A referendum is to be held next year to decide on the future of the mayoral system in Tower Hamlets.
Residents will be able to vote to keep the directly elected mayor or move to an alternative council model next year.
The referendum was approved in a meeting of Labour councillors on Monday. The group unanimously voted in favour of the proposal by Tower Hamlets Mayor, John Biggs.
Tower Hamlets Labour Group said in a statement: “Tower Hamlets Labour Group has voted to trigger a referendum on whether the borough should keep the mayoral system or move to the ‘leader and cabinet’ system.”
Biggs said in a statement: “It’s been over ten years since Tower Hamlets voted to adopt the mayoral system in a referendum. A lot has happened during this last decade and a significant part of my time as Mayor has been spent undoing the damage done by my predecessor.
“It’s time for the people of Tower Hamlets to have their say about what they think works best for our borough. Above all else, the debate that follows must be focused on securing good governance, accountability and ensuring that whatever system we use delivers for Tower Hamlets during these difficult times.”
A formal council meeting on November 18 will decide whether a ‘cabinet and leader’ or committee system will be presented to the electorate in next year’s referendum. Under the council’s rules, only one alternative can be offered on the ballot.
A referendum must be held if validated signatures favouring an alternative amounting to at least 5% of a local authority’s registered electors is presented to the council after their formal meeting.

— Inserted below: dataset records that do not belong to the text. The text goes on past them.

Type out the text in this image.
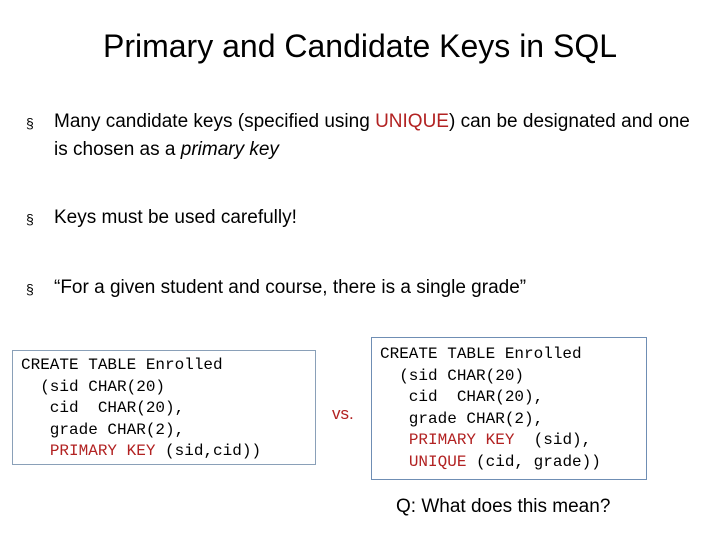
Primary and Candidate Keys in SQL
§	Many candidate keys (specified using UNIQUE) can be designated and one is chosen as a primary key
§	Keys must be used carefully!
§	“For a given student and course, there is a single grade”
CREATE TABLE Enrolled
(sid CHAR(20)
cid  CHAR(20),
grade CHAR(2),
PRIMARY KEY (sid,cid))
vs.
CREATE TABLE Enrolled
(sid CHAR(20)
cid  CHAR(20),
grade CHAR(2),
PRIMARY KEY  (sid),
UNIQUE (cid, grade))
Q: What does this mean?
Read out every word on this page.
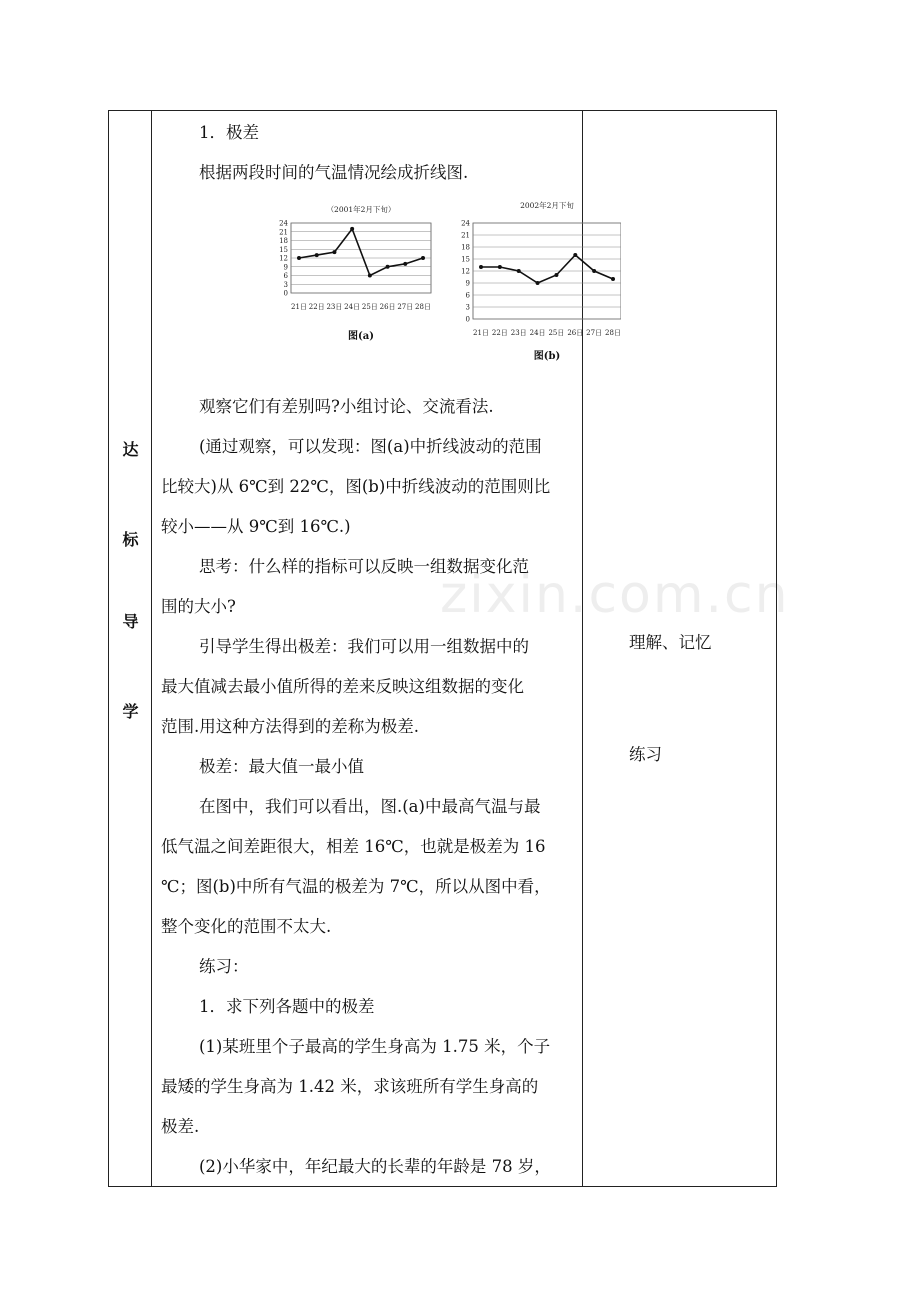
zixin.com.cn
达
标
导
学
1．极差
根据两段时间的气温情况绘成折线图.
24
21
18
15
12
9
6
3
0
21日 22日 23日 24日 25日 26日 27日 28日
（2001年2月下旬）
图(a)
24
21
18
15
12
9
6
3
0
21日 22日 23日 24日 25日 26日 27日 28日
2002年2月下旬
图(b)
观察它们有差别吗?小组讨论、交流看法.
(通过观察，可以发现：图(a)中折线波动的范围
比较大)从 6℃到 22℃，图(b)中折线波动的范围则比
较小——从 9℃到 16℃.)
思考：什么样的指标可以反映一组数据变化范
围的大小?
引导学生得出极差：我们可以用一组数据中的
最大值减去最小值所得的差来反映这组数据的变化
范围.用这种方法得到的差称为极差.
极差：最大值一最小值
在图中，我们可以看出，图.(a)中最高气温与最
低气温之间差距很大，相差 16℃，也就是极差为 16
℃；图(b)中所有气温的极差为 7℃，所以从图中看，
整个变化的范围不太大.
练习：
1．求下列各题中的极差
(1)某班里个子最高的学生身高为 1.75 米，个子
最矮的学生身高为 1.42 米，求该班所有学生身高的
极差.
(2)小华家中，年纪最大的长辈的年龄是 78 岁，
理解、记忆
练习
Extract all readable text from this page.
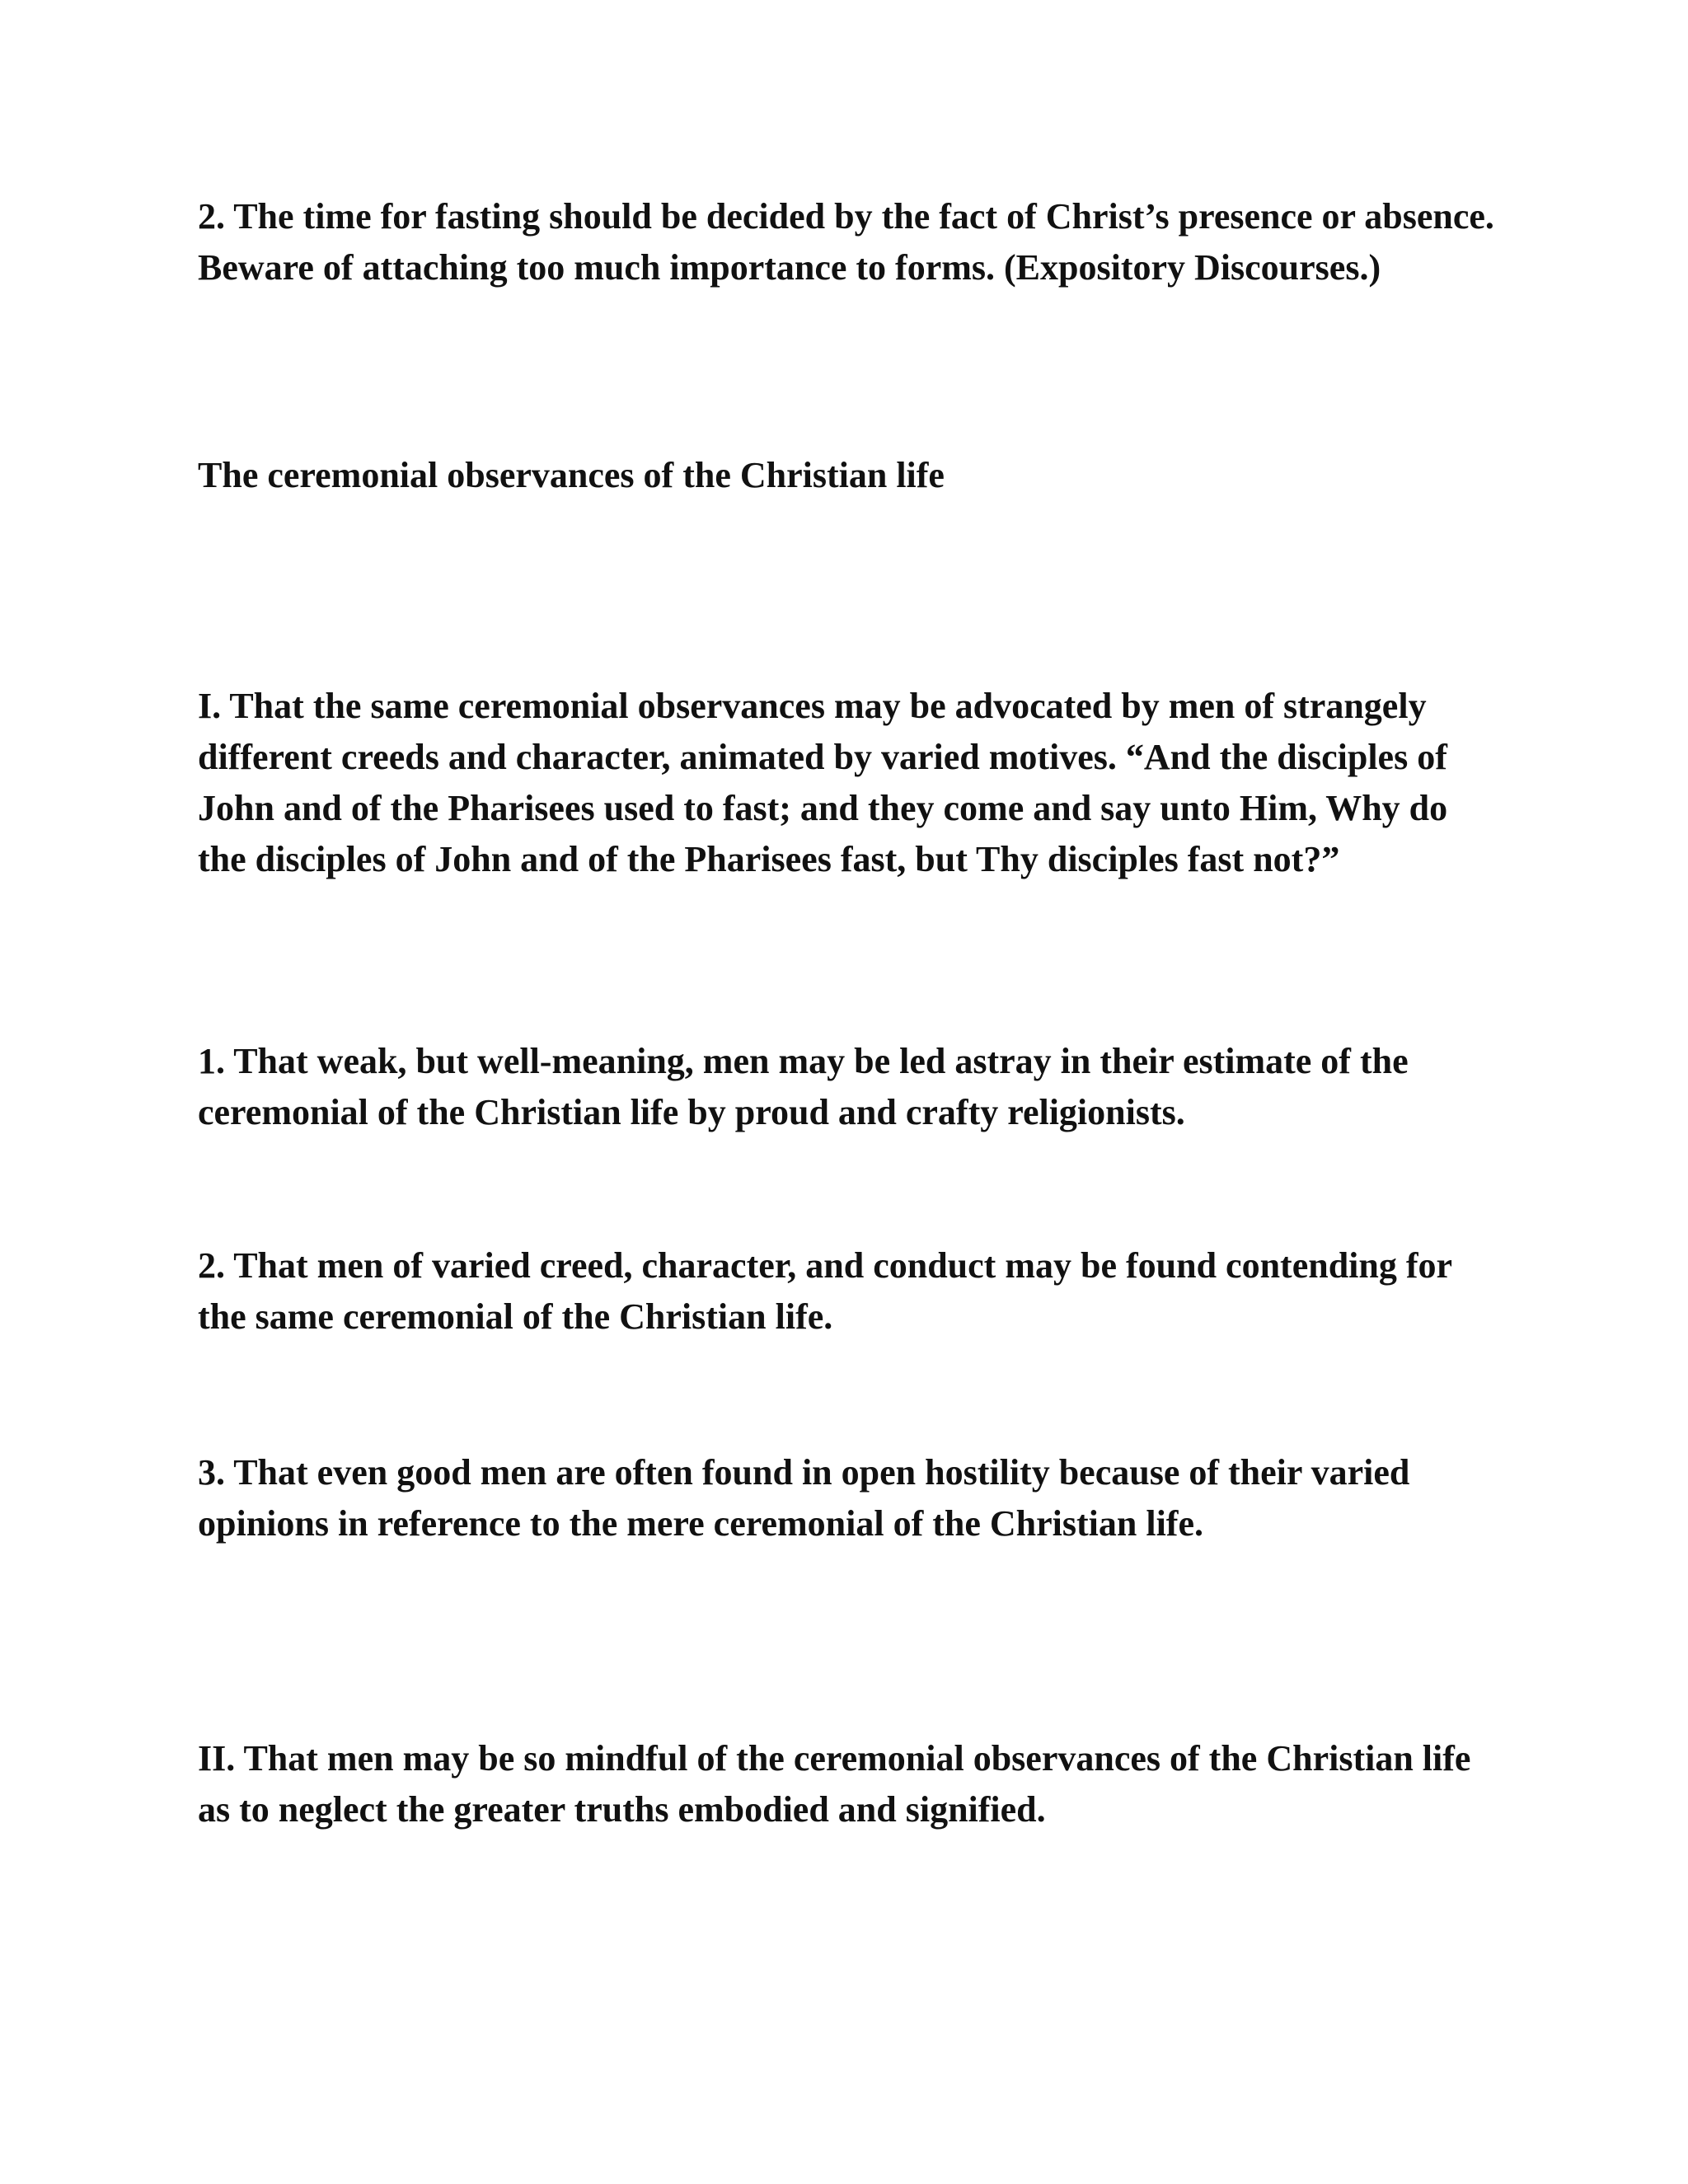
2. The time for fasting should be decided by the fact of Christ’s presence or absence. Beware of attaching too much importance to forms. (Expository Discourses.)

The ceremonial observances of the Christian life

I. That the same ceremonial observances may be advocated by men of strangely different creeds and character, animated by varied motives. “And the disciples of John and of the Pharisees used to fast; and they come and say unto Him, Why do the disciples of John and of the Pharisees fast, but Thy disciples fast not?”

1. That weak, but well-meaning, men may be led astray in their estimate of the ceremonial of the Christian life by proud and crafty religionists.

2. That men of varied creed, character, and conduct may be found contending for the same ceremonial of the Christian life.

3. That even good men are often found in open hostility because of their varied opinions in reference to the mere ceremonial of the Christian life.

II. That men may be so mindful of the ceremonial observances of the Christian life as to neglect the greater truths embodied and signified.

Tower Hamlets is one of four London boroughs that have an elected mayor the others are Hackney, Lewisham and Newham. The system has been criticised because mayors hold more power than a traditional council leader and can approve major plans without the support of councillors.
Biggs’ term as Mayor has seen continuous petitions raised by residents and councillors to remove the post. Last month, Biggs announced he would give up some of his executive roles and share part of his power with senior councillors.
His predecessor, Lutfur Rahman, was forced to step down in 2015, shortly after being re-elected, because he was found to have participated in electoral fraud.